Postgres database stop suddenly (dead) in my Rails App

My postgres database was suddenly changed to dead status. I run the following command to activate it:

fly scale count 1 -a mywarehouse-db

Now the status of the database is running, but in the logs shows errors:

2023-02-17T04:10:06.087 app[4d47e1a4] scl [info] sentinel | 2023-02-17T04:10:06.086Z WARN cmd/sentinel.go:276 no keeper info available {"db": "92168189", "keeper": "d33b28ceb2"}

2023-02-17T04:10:06.091 app[4d47e1a4] scl [info] sentinel | 2023-02-17T04:10:06.091Z ERROR cmd/sentinel.go:1018 no eligible masters

2023-02-17T04:10:13.361 app[4d47e1a4] scl [info] sentinel | 2023-02-17T04:10:13.361Z WARN cmd/sentinel.go:276 no keeper info available {"db": "92168189", "keeper": "d33b28ceb2"}

2023-02-17T04:10:13.366 app[4d47e1a4] scl [info] sentinel | 2023-02-17T04:10:13.365Z ERROR cmd/sentinel.go:1018 no eligible masters

2023-02-17T04:10:15.100 app[4d47e1a4] scl [info] exporter | INFO[3446] Established new database connection to "fdaa:0:c785:a7b:d33d:2:8cec:2:5433". source="postgres_exporter.go:970"

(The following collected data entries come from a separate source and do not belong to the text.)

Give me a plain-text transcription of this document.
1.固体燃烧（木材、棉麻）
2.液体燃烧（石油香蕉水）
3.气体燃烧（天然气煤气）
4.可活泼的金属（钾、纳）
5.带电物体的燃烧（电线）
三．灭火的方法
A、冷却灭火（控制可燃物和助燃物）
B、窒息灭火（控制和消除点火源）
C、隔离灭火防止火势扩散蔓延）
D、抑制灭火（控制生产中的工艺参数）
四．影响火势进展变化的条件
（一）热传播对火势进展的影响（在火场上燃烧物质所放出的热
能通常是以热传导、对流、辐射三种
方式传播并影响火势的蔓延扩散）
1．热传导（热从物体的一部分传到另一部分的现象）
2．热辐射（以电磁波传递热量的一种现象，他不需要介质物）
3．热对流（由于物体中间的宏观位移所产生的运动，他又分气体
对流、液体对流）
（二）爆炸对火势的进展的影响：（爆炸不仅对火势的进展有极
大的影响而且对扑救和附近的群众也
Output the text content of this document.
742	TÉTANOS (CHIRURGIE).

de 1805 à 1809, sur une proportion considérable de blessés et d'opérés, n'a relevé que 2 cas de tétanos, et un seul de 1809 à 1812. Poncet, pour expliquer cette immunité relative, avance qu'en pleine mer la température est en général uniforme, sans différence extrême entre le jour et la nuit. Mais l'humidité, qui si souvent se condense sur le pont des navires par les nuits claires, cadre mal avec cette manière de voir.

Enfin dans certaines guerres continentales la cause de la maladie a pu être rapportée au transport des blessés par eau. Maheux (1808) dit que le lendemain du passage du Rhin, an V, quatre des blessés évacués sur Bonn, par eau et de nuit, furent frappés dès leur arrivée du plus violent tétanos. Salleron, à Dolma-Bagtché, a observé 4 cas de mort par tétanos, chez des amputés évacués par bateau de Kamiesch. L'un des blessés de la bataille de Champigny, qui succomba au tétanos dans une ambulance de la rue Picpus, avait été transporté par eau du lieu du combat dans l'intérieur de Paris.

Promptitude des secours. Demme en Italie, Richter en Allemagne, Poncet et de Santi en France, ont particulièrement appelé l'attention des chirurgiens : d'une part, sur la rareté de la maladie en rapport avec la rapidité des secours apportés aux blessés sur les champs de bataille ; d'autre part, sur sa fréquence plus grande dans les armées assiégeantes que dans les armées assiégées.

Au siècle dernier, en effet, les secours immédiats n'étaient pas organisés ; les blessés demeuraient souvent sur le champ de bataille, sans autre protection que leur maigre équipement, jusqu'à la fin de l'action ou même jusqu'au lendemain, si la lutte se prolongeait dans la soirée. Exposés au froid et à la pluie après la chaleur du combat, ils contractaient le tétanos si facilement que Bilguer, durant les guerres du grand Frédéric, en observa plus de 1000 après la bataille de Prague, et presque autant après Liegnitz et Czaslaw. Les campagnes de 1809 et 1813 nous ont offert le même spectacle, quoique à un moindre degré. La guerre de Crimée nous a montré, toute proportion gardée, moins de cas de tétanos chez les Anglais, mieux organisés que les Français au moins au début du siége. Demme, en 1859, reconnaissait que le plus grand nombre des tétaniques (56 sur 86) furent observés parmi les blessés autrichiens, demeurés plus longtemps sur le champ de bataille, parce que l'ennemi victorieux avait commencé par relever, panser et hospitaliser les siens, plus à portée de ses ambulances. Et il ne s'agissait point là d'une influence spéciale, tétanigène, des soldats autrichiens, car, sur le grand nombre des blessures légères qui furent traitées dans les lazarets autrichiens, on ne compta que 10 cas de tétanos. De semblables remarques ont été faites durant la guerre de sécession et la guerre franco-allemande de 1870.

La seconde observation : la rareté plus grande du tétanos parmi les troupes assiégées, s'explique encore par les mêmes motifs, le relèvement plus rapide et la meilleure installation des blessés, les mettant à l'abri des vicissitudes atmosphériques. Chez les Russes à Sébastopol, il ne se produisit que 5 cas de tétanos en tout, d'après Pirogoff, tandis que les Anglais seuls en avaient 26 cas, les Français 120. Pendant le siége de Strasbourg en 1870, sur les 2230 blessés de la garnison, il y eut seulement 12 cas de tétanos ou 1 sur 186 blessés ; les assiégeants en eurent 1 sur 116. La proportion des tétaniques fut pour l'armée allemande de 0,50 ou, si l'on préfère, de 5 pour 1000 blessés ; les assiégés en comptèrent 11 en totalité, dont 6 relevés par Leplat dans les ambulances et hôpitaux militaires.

2023-02-17T04:10:16.101 app[4d47e1a4] scl [info] exporter | ERRO[3447] Error opening connection to database (postgresql://flypgadmin:PASSWORD_REMOVED@[fdaa:0:c785:a7b:d33d:2:8cec:2]:5433/postgres?sslmode=disable): dial tcp [fdaa:0:c785:a7b:d33d:2:8cec:2]:5433: connect: connection refused source="postgres_exporter.go:1658"

2023-02-17T04:10:20.659 app[4d47e1a4] scl [info] sentinel | 2023-02-17T04:10:20.658Z WARN cmd/sentinel.go:276 no keeper info available {"db": "92168189", "keeper": "d33b28ceb2"}

2023-02-17T04:10:20.663 app[4d47e1a4] scl [info] sentinel | 2023-02-17T04:10:20.663Z ERROR cmd/sentinel.go:1018 no eligible masters

2023-02-17T04:10:28.302 app[4d47e1a4] scl [info] sentinel | 2023-02-17T04:10:28.301Z WARN cmd/sentinel.go:276 no keeper info available {"db": "92168189", "keeper": "d33b28ceb2"}

2023-02-17T04:10:28.306 app[4d47e1a4] scl [info] sentinel | 2023-02-17T04:10:28.305Z ERROR cmd/sentinel.go:1018 no eligible masters

2023-02-17T04:10:30.097 app[4d47e1a4] scl [info] exporter | INFO[3461] Established new database connection to "fdaa:0:c785:a7b:d33d:2:8cec:2:5433". source="postgres_exporter.go:970"

2023-02-17T04:10:31.099 app[4d47e1a4] scl [info] exporter | ERRO[3462] Error opening connection to database (postgresql://flypgadmin:PASSWORD_REMOVED@[fdaa:0:c785:a7b:d33d:2:8cec:2]:5433/postgres?sslmode=disable): dial tcp [fdaa:0:c785:a7b:d33d:2:8cec:2]:5433: connect: connection refused source="postgres_exporter.go:1658"

I tried to restart the database with this command:

flyctl postgres restart -a mywarehouse-db

But it fail and show the next message:

Error can't get role for 0ea7d1de-1dd3-1e7b-36eb: 500: context deadline exceeded

Hope someone can help me. This is a database in production where I need to save the data and fix the issue asap.

It is probably related to Postgres app fails on restart/deployment.

Are you able to connect to your DB application console?

fly ssh console -a <some-application-db>

You can try to retrieve your data then:

You can try snapshots if it works for you.

1 Like

context deadline exceeded could be a problem with your network. Check this out:

If @angordeyev’s suggestion does not work. Could you give more information please?

What’s the:

  • status of the db: flyctl status -a <postgres-app>;
  • how are the health checks? flyctl checks list -a <postgres-app>; and
  • exact details of any instances that are running flyctl status instance <id> -a <postgres-app>.